For all of these reasons, former Congressman Waxman says voters are ready for reform.

“There’s no doubt in my mind that there’s enormous public pressure to do something about the high price of drugs.”

So, too, are insurance companies. And there’s one more force lining up to battle high drug prices.

“President Trump has indicated that he wants to do something in this area, and when a president wants to get something done that can be an enormous pressure on the Congress, as well as all the others.”

Lawmakers are considering a bill to govern drug company practices that delay the arrival of generics, according to David Mitchell at Patients for Affordable Drugs:

“There is a bill that could make a meaningful difference in speeding generics to market called the CREATES Act which will stop this gaming of the system by certain drug makers, that’s interfering with generics coming to market. The CREATES Act enjoys bipartisan support.”

And, he adds, there is growing support for allowing one of the nation’s leading customers to bargain with pharmaceutical companies for better prices.

“Right now, by law, the U.S. government Medicare cannot use its bargaining power to get better prices for us. Medicare should be able to bargain over the prices of drugs directly with the manufacturers.”

Congress could make that happen — but that’s not the only legislative body concerned about the high cost of drugs. Again, the Commonwealth Fund’s Shawn Bishop.

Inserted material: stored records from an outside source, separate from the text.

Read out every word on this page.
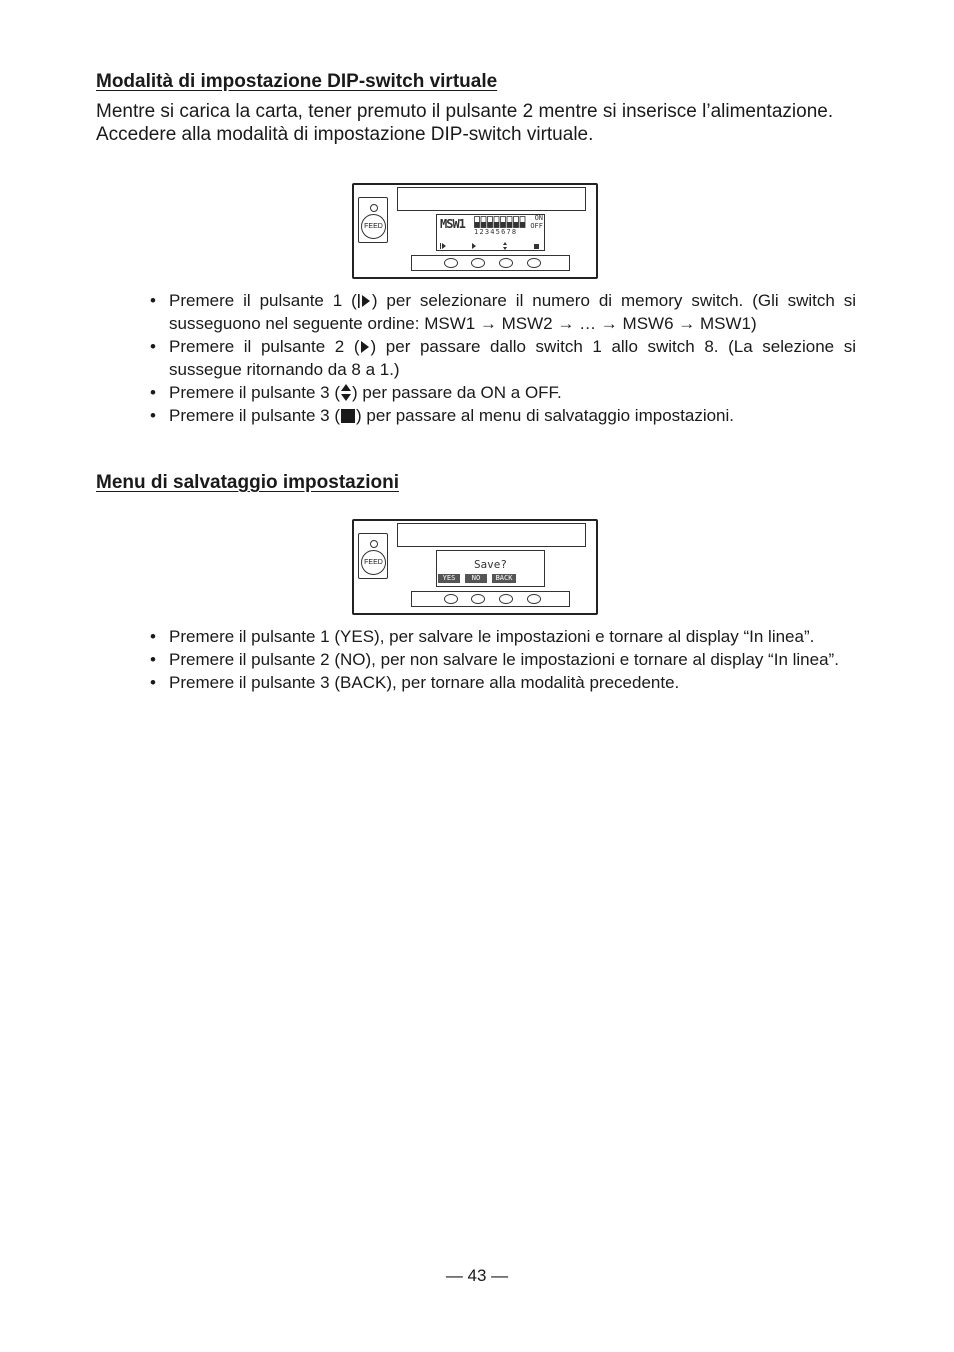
Modalità di impostazione DIP-switch virtuale

Mentre si carica la carta, tener premuto il pulsante 2 mentre si inserisce l’alimentazione.

Accedere alla modalità di impostazione DIP-switch virtuale.

FEED	MSW1	ON
OFF
12345678
• Premere il pulsante 1 ( ) per selezionare il numero di memory switch. (Gli switch si susseguono nel seguente ordine: MSW1 → MSW2 → … → MSW6 → MSW1)
• Premere il pulsante 2 ( ) per passare dallo switch 1 allo switch 8. (La selezione si sussegue ritornando da 8 a 1.)
• Premere il pulsante 3 ( ) per passare da ON a OFF.
• Premere il pulsante 3 ( ) per passare al menu di salvataggio impostazioni.
Menu di salvataggio impostazioni
FEED	Save?
YES	NO	BACK
• Premere il pulsante 1 (YES), per salvare le impostazioni e tornare al display “In linea”.
• Premere il pulsante 2 (NO), per non salvare le impostazioni e tornare al display “In linea”.
• Premere il pulsante 3 (BACK), per tornare alla modalità precedente.

— 43 —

“Federal policymakers haven’t taken any action, so states are taking it upon themselves to try to make some headway here for folks who live in their states. Some states have passed laws that prohibit price gouging, which is when price spikes are higher than really can be justified.  Other states have passed laws that require more transparency about higher prices. Some states are seeking to require manufacturers to give notice of price hikes when those price hikes go over a certain threshold, and some states are requiring manufacturers to explain why their prices have increased. Other states are taking more drastic action. They’re trying to pass laws that would enable them to import drugs from other countries that have lower prices, and there’s really a range of proposals that are sitting in state legislatures that are being looked at right now.”

Former Congressman Henry Waxman’s consulting firm has a grant from the Commonwealth Fund to report on all the reasons why prescription drug prices in this country are so high and possible paths forward. This report is available to you on the Commonwealth Fund’s website. I’m Sandy Hausman. Thanks for listening.